Facebook Badge

Tampilkan postingan dengan label Fungsi kerangka ekonomi makro. Tampilkan semua postingan
Tampilkan postingan dengan label Fungsi kerangka ekonomi makro. Tampilkan semua postingan

Minggu, 22 Januari 2012

Fungsi Kerangka Ekonomi Makro dalam Penyusunan APBN (2)

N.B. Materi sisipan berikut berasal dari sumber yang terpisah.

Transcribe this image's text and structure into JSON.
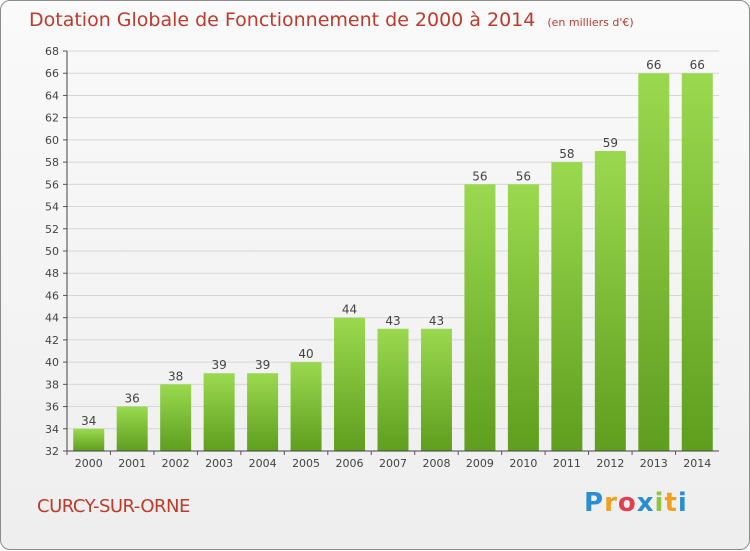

Nilai tukar rupiah sangat penting diketahui dalam penyusunan APBN karena terakait erat dengan beban belanja yang harus dialokasikan untuk pembayaran cicilan pokok dan bunga utang luar negeri maupun subsidi barang-barang impor seperti BBM yang sangat vital dalam menunjang perekonomian nasional. Pengeluaran pembiayaan berupa valas harus diukur dalam nilai mata uang rupiah. Jika kurs dijaga pada nilai yang kuat, maka anggaran belanja bunga dan pengeluaran pembiayaan lebih hemat. Subsidi BBM yang minyaknya diimpor harus dibiayai dengan anggaran yang tidak sedikit, sehingga perhitungan kurs yang tepat akan memberikan besaran yang tepat pula dalam memprediksi kebutuhan belanja subsidi. Jika kurs yang ditetapkan dalam APBN terlalu tinggi, bisa saja terjadi surplus anggaran karena kebutuhan subsidi lebih kecil. Tapi, jika kurs dipatok terlau rendah maka ketika nilai rupiah melemah, penutupan defisit anggaran dengan pembiayaan tak terelakkan lagi. Selain itu, banyak barang/jasa yang didatangkan dari luar negeri, sehingga diperlukan besaran yang akurat dalam menentukan besarnya kebutuhan dana dalam nilai rupiah. Lebih jauh lagi, kurs juga penting dalam perhitungan pendapatan bea masuk dan pajak warga negara asing yang tidak dibayarkan dalam mata uang rupiah, sehingga besaran pendapatan dapat diukur secara tepat dalam APBN.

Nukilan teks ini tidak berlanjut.